ご紹介する「The boathouse」は、18世紀半ばにモエレ海岸に建てられたボートハウスを、TYIN tegnestue Architectsがセルフビルドによって合理的かつスタイリッシュな建物に生まれ変わらせたものです。
TYIN tegnestue Architectsはノルウェーのトロンハイムに拠点を置く建築家2人組で、どんなプロジェクトにおいても、現地の材料と人材を用いて設計から施工まですべてを主導し監督するという手法が世界に注目されています。昨年夏には、六本木の「ギャラリー・間」で彼らの展覧会が行われました。
改築では、既存のボートハウスの単純な構成を活かして、切り妻壁の入り口と長いファサード面の調整に重点が置かれました。まわりに何もない不便な場所なので、その場所にある物を積極的に再利用しています。
近所の農家から集めた古い窓が壁にはめ込まれ、主構造の柱のスパンを決める大事な役割を担っています。
既存のボートハウスを壊していくと、構造体が不安定な土の地面に建っていることが分かりました。

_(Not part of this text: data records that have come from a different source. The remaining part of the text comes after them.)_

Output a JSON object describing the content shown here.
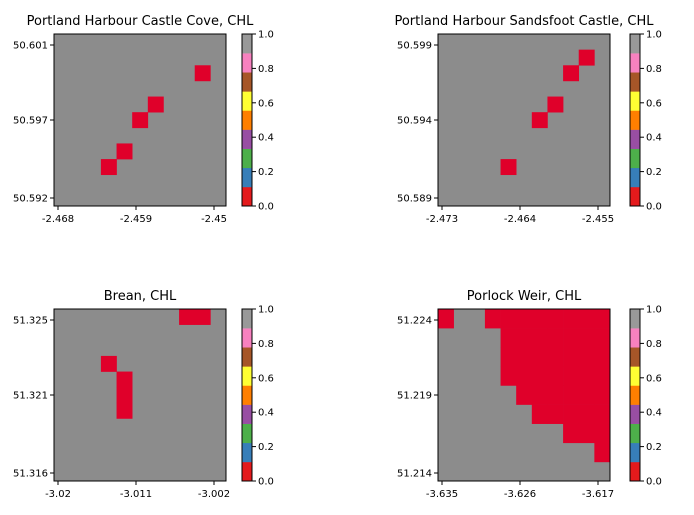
{
  "colorbar": {
    "ticks": [
      "0.0",
      "0.2",
      "0.4",
      "0.6",
      "0.8",
      "1.0"
    ],
    "colors": [
      "#e41a1c",
      "#377eb8",
      "#4daf4a",
      "#984ea3",
      "#ff7f00",
      "#ffff33",
      "#a65628",
      "#f781bf",
      "#999999"
    ]
  },
  "mask_colors": {
    "water": "#8c8c8c",
    "flagged": "#e0002a"
  },
  "chart_data": [
    {
      "type": "heatmap",
      "title": "Portland Harbour Castle Cove, CHL",
      "x_ticks": [
        "-2.468",
        "-2.459",
        "-2.45"
      ],
      "y_ticks": [
        "50.601",
        "50.597",
        "50.592"
      ],
      "grid_cols": 11,
      "grid_rows": 11,
      "cells": [
        [
          9,
          2
        ],
        [
          6,
          4
        ],
        [
          5,
          5
        ],
        [
          4,
          7
        ],
        [
          3,
          8
        ]
      ],
      "value_range": [
        0,
        1
      ]
    },
    {
      "type": "heatmap",
      "title": "Portland Harbour Sandsfoot Castle, CHL",
      "x_ticks": [
        "-2.473",
        "-2.464",
        "-2.455"
      ],
      "y_ticks": [
        "50.599",
        "50.594",
        "50.589"
      ],
      "grid_cols": 11,
      "grid_rows": 11,
      "cells": [
        [
          9,
          1
        ],
        [
          8,
          2
        ],
        [
          7,
          4
        ],
        [
          6,
          5
        ],
        [
          4,
          8
        ]
      ],
      "value_range": [
        0,
        1
      ]
    },
    {
      "type": "heatmap",
      "title": "Brean, CHL",
      "x_ticks": [
        "-3.02",
        "-3.011",
        "-3.002"
      ],
      "y_ticks": [
        "51.325",
        "51.321",
        "51.316"
      ],
      "grid_cols": 11,
      "grid_rows": 11,
      "cells": [
        [
          8,
          0
        ],
        [
          9,
          0
        ],
        [
          3,
          3
        ],
        [
          4,
          4
        ],
        [
          4,
          5
        ],
        [
          4,
          6
        ]
      ],
      "value_range": [
        0,
        1
      ]
    },
    {
      "type": "heatmap",
      "title": "Porlock Weir, CHL",
      "x_ticks": [
        "-3.635",
        "-3.626",
        "-3.617"
      ],
      "y_ticks": [
        "51.224",
        "51.219",
        "51.214"
      ],
      "grid_cols": 11,
      "grid_rows": 9,
      "cells": [
        [
          0,
          0
        ],
        [
          3,
          0
        ],
        [
          4,
          0
        ],
        [
          5,
          0
        ],
        [
          6,
          0
        ],
        [
          7,
          0
        ],
        [
          8,
          0
        ],
        [
          9,
          0
        ],
        [
          10,
          0
        ],
        [
          4,
          1
        ],
        [
          5,
          1
        ],
        [
          6,
          1
        ],
        [
          7,
          1
        ],
        [
          8,
          1
        ],
        [
          9,
          1
        ],
        [
          10,
          1
        ],
        [
          4,
          2
        ],
        [
          5,
          2
        ],
        [
          6,
          2
        ],
        [
          7,
          2
        ],
        [
          8,
          2
        ],
        [
          9,
          2
        ],
        [
          10,
          2
        ],
        [
          4,
          3
        ],
        [
          5,
          3
        ],
        [
          6,
          3
        ],
        [
          7,
          3
        ],
        [
          8,
          3
        ],
        [
          9,
          3
        ],
        [
          10,
          3
        ],
        [
          5,
          4
        ],
        [
          6,
          4
        ],
        [
          7,
          4
        ],
        [
          8,
          4
        ],
        [
          9,
          4
        ],
        [
          10,
          4
        ],
        [
          6,
          5
        ],
        [
          7,
          5
        ],
        [
          8,
          5
        ],
        [
          9,
          5
        ],
        [
          10,
          5
        ],
        [
          8,
          6
        ],
        [
          9,
          6
        ],
        [
          10,
          6
        ],
        [
          10,
          7
        ]
      ],
      "value_range": [
        0,
        1
      ]
    }
  ]
}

基礎工事を簡略化するために、新しい建物の主構造は敷地の岩盤に直接置かれ、8mの長さにまたがって建てられました。
外装には地元のパイン材が使用され、圧着剤として砂糖をつくる際に出る環境に優しい、ゴミからつくれた製品が使用されています。メンテナンスを必要とせず、時間が経つにつれて銀灰色の緑青(ろくしょう)が家の表面を彩ります。
南側ファサードの入り口は鋼棒のピボットで開閉し、半屋外エリアをつくり出します。また、既存のボートハウスのスチール屋根の間からバックライト付きの綿のキャンバスが心地よい明るさをもたらし、厳しい気候から入り口を守ってくれます。既存のボートハウスの150年前の材料が内装にも使われ、時間を超えた風合いを生み出しました。
TYIN tegnestue Architectsによるアプローチの調和的デザインと、既存のものを活かした材料の合理的な選択、細部まで検討された建設方法、建設工程におけるフレキシビリティが、このプロジェクトを成功に導きました。
解体して新築してしまった方が早そうに見える建物でも、その歴史的・文化的価値を尊重してコンバージョンすることで、風景や文化を継承しつつ次世代へと地域の可能性を開いていく。その大切さを教えてくれるプロジェクトです。